Korogocho, in Kikuyu dialect, means confusion. It is one of the 200 slums in Nairobi, about 10 km from the city center. 10 Km away from the buildings, skyscrapers, banks, from Keniatta Conference Center, shops and western cafés with armed guards to watch over them. 10 Km of empty space, green parks or red African soil, is the abyss separating the vertical city of the rich from the horizontal anthill of huts where the poor live. Korogocho does not exist for the state. As any other slum, it is not even indicated on the maps. Nairobi – the ‘green safari city”, counts 4 and a half million inhabitants, approximately 60% of whom live in slums, occupying less than 10% of the urban territory. 60% Of invisible people.
The Korogocho area is bordered by the river that gives name to the Kenyan capital, on one side, and by the Mukuru landfill, where the trash of the city is brought every day, on another. Local criminal gangs manage and traffic waste recycling. There are violent struggles to take possess of them.
It is impossible not to notice the landfill. Desolation and sewage, and a group of children who are avidly eating strange greenish spaghetti. Here a family of 4 people lives on 6100 shillings a month, which is little less than 70 euros. There are no official statistics – nobody takes a census of non-existent people, but estimations by NGOs that work on the territory say that HIV strikes around 50%-70% of the population in the slums. Alcohol abuse is absolutely obvious; it jumps at you without any data. The same is true for drug consumption. It is normal to meet men saturated with changaa, a home-produced distillate made from cane or corn, or street children sticking to their flasks of glue for shoes.
The Comboni St. John parish along with the elementary school are a point of reference. Street children have painted the map of the slums on the walls. Reality and fantasy, colors and inscriptions in a dizzying myriad of damned stories which are difficult to digest.
There is Sofia who is 12. She has little hair and her teeth are rotten. She has lost her parents to AIDS and her grandmother is sick and it is hard for her to take care of the girl and of her 4 brothers and sisters. The youngest is little over 1 year old. I try to take him in my arms but I am white, muzungu, and he looks at me with fear and suspicion. There are many other stories like this.
In the slums, with a few exceptions, there is no private land ownership; it belongs to the State. Slum dwellers have a temporary permit to use the soil, which is revocable at any time. There are no public services and electricity is a privilege only a few people have there. Most slum dwellers come from rural areas. Lack of governmental investment in agriculture, terrain fragmentation inside the families due to inheritance, and its concentration in the hands of the multinationals push people towards urban centers. Then there are refugees and displaced people of some of the many wars going on in Africa.

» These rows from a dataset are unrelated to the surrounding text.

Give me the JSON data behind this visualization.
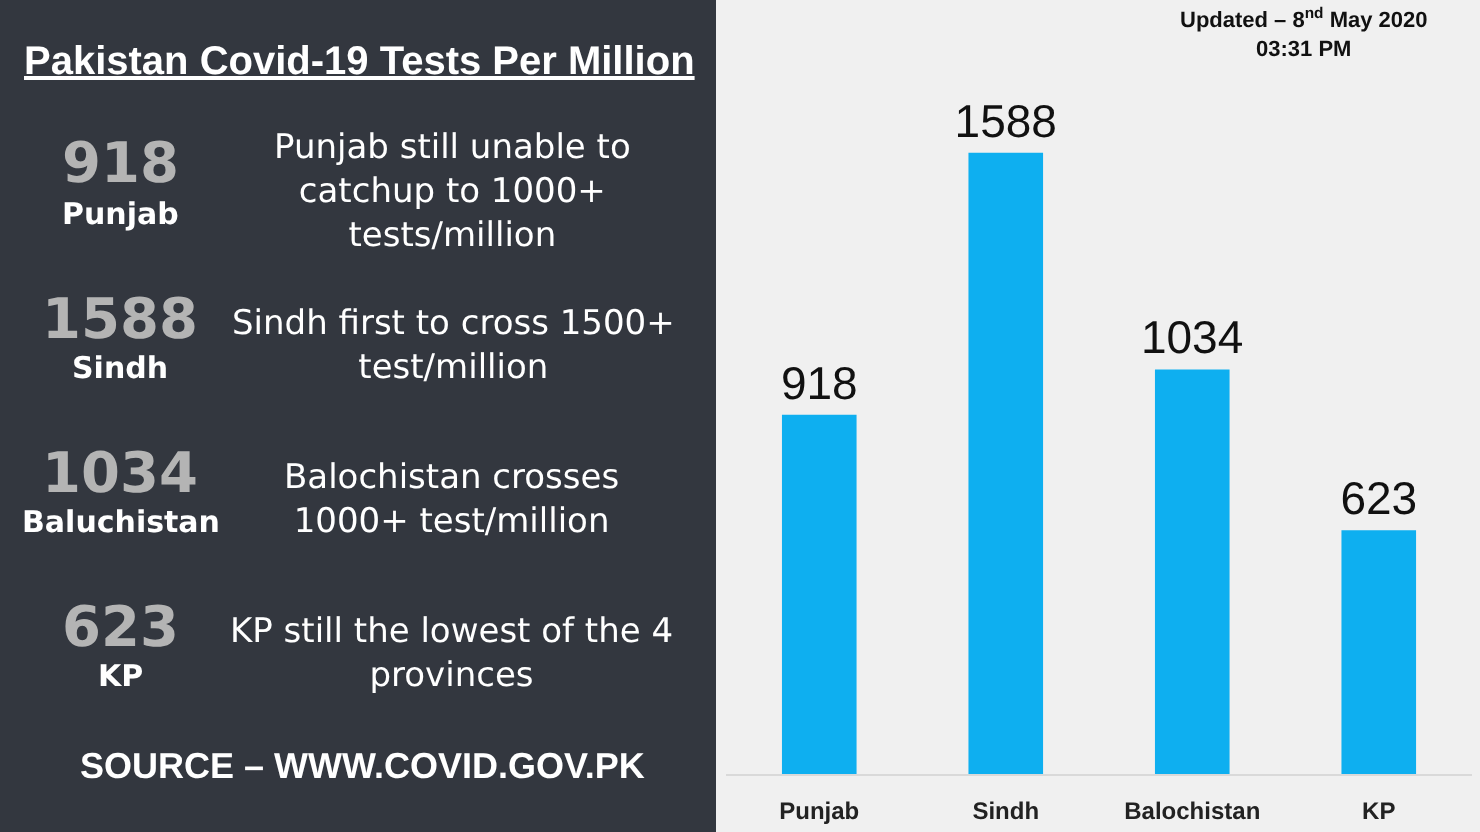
{
  "chart_data": [
    {
      "type": "other",
      "title": "Pakistan Covid-19 Tests Per Million",
      "annotations": [
        "918",
        "Punjab",
        "Punjab still unable to\ncatchup to 1000+\ntests/million",
        "1588",
        "Sindh",
        "Sindh first to cross 1500+\ntest/million",
        "1034",
        "Baluchistan",
        "Balochistan crosses\n1000+ test/million",
        "623",
        "KP",
        "KP still the lowest of the 4\nprovinces",
        "SOURCE – WWW.COVID.GOV.PK"
      ]
    },
    {
      "type": "bar",
      "categories": [
        "Punjab",
        "Sindh",
        "Balochistan",
        "KP"
      ],
      "values": [
        918,
        1588,
        1034,
        623
      ],
      "color": "#0eaff0",
      "data_labels": true,
      "tick_labels": "x",
      "annotations": [
        "Updated – 8$^{nd}$ May 2020\n03:31 PM"
      ]
    }
  ]
}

Slums are the result of completely absent policies for public housing: an urban growth without a city, which is handy for those who govern, because the system of temporary permits has created political nepotism and corruption, which helps politicians and government officials who can rely on the rents business and the ease of manipulating the poor as electoral constituency.
In Soweto, South Africa, Kibera competes for the primacy among the largest shanty towns on the African continent. It is a separate no-place, a city inside the city with an absurd population density – it seems to be of 3000 people per hectare. The railroad cuts the slum from east to west, the rails are next to the shacks. It is a pile of metal sheets, a view of an environmental monster made of roofs that are red because of rust, sporadic, miraculously propped up by wooden pillars. Air is unbreathable, the smell makes you sick. It permeates your nostrils, your throat. Africa’s sultry weather expands this sensation beyond belief. We walk on excrement sewage debris mire and dead mice, and I am only able to think about my spasmodic need to take a shower so as to get rid of all this filth.
In Kibera was shot a movie I like a lot, The Constant Gardner, an act of accusation against multinational pharmaceutical companies and their inhumane policies on the African continent. Words pronounced by one of its protagonists come to my mind: “Do you think the world is controlled by the governments? Now you sing God save the multinationals, you know?
Soweto is yet another slum on the far outskirts of Nairobi. The Pope John XXIII Community has been present here for almost 20 years. The missionaries carry on the “Rainbow Project”, a model of intervention on multiple levels to help orphans made so by AIDS. To get to Soweto, one has to walk. Slums are not reached by public transport nor by any other infrastructure. No matatu (minibus) enters them. Words are not sufficient to explain Soweto and life in this place. There are images, stories, faces.
Such as the of dozens of street children, with inevitable skin diseases (not to mention malaria, typhoid, diarrhea) whose fate is likely to end up sniffing glue or – for girls – to become prostitutes in the city in order to feed their children. They shout while laughing ”muzungu, muzungu howareyou?”, jump on me, pull my clothes, and I laugh as well as I answer “muafrica muafrica I’m ok” , and they want me to take pictures of them, and after a while I have to lie that the camera has broken. When night falls, doors are closed and you cannot go outside, it is too dangerous, drunk men steal and rape in the streets. Yet Soweto in the dark has a picturesque charm, flames, humming quiet clicking noises, the moon and the shadows. As a ghost village in a fairy tale.